Example file: L4_6434_1910a.las
File naming convention
L4_ → LiDAR dataset level or flight line identifier
6434_ → Tile reference number based on map grid coordinates
1910a → Row Reference #(1910) and a-d quadrant (a)
Software Compatibility
.las files can be opened and analyzed in: ArcGIS Pro (using LAS dataset tools) QGIS (via the LAS or LAStools plugin) CloudCompare (for 3D visualization) PDAL or LASpy (for Python-based analysis) .tif raster files are compatible with any standard GIS or remote sensing software (e.g., ArcGIS, QGIS, ENVI). .csv files can be opened in spreadsheet software (Excel, Google Sheets) or loaded into Python (pandas) or R. .shp files are compatible with most GIS platforms.
Context of report
These data files provide the spatial foundation for the analyses described in the manuscript, specifically for quantifying topographic and vegetation structure of shade in the study area.

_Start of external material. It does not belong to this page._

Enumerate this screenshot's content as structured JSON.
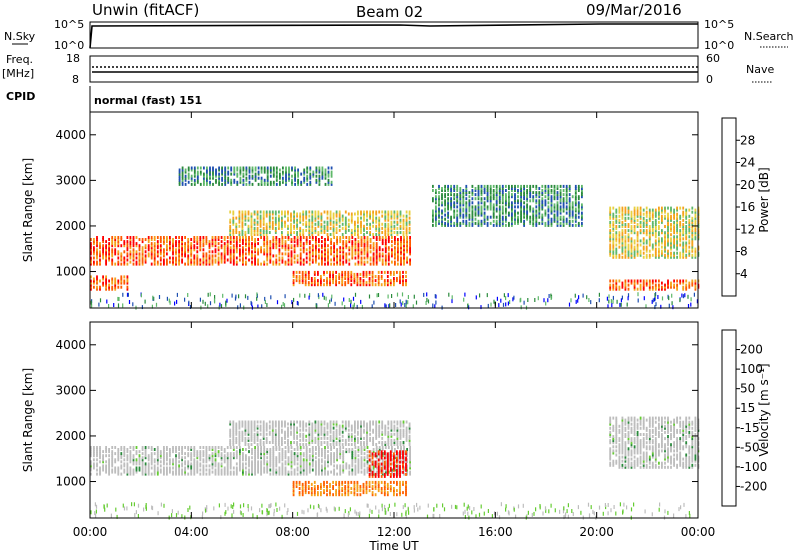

The raster and tabular datasets summarize processed outputs used in statistical and spatial modeling presented in the results.
Description of the data and file structure
The data are part of a paper to evaluate changes in pedestrian behavior in response to extreme heat events in Pacoima, a neighborhood in Los Angeles, California. All data are contained within the zipped file ShadeMobility.zip Once extracted, the files are as follows.
Code/software
No code or scripts are included in the submission, which can be viewed in any GIS software.
Access information
Other publicly accessible locations of the data:
- None
Data was derived from the following sources:
- LiDAR data from the LARIAC (Los Angeles Region Imagery Acquisition Consortium, 2020)
We obtained LiDAR data from the LARIAC (Los Angeles Region Imagery Acquisition Consortium captured in early 2020. The LiDAR data has a point density between 2–3 points per square meter creating DEM, DSM and CHM with 1- meter resolution. We used Cloudcompare software and ArcGIS Pro 2.9 software to classify and process LiDAR data into Digital Surface Models and shadow raster for both trees and built form separately. Cloudcompare software was used to filter lidar points to vegetation (high, medium, and low) as one layer of lidar points, and filtered buildings as a second layer. Both layers were then used with Lastools toolbox on ArcGIS Pro to generate digital surface and canopy height models to then be used to model shadow using solar parameters of zenith and altitude. The output of the tools yielded a raster with extent of shade and unshaded spaces identified and the spatial resolution was the same as the digital surface models. This raster was reclassified to binary values of shade and solar exposed. For each hour we applied new solar zenith and altitude values into the calculation. The shade extent and composition varied and expanded throughout the afternoon as the sun's angle became more oblique. Vegetation shade was assumed to be complete shade with high leaf area index assumed. In cases where shade from buildings and tree shade overlapped, the higher elevated shade casting feature was given credit as source of shade.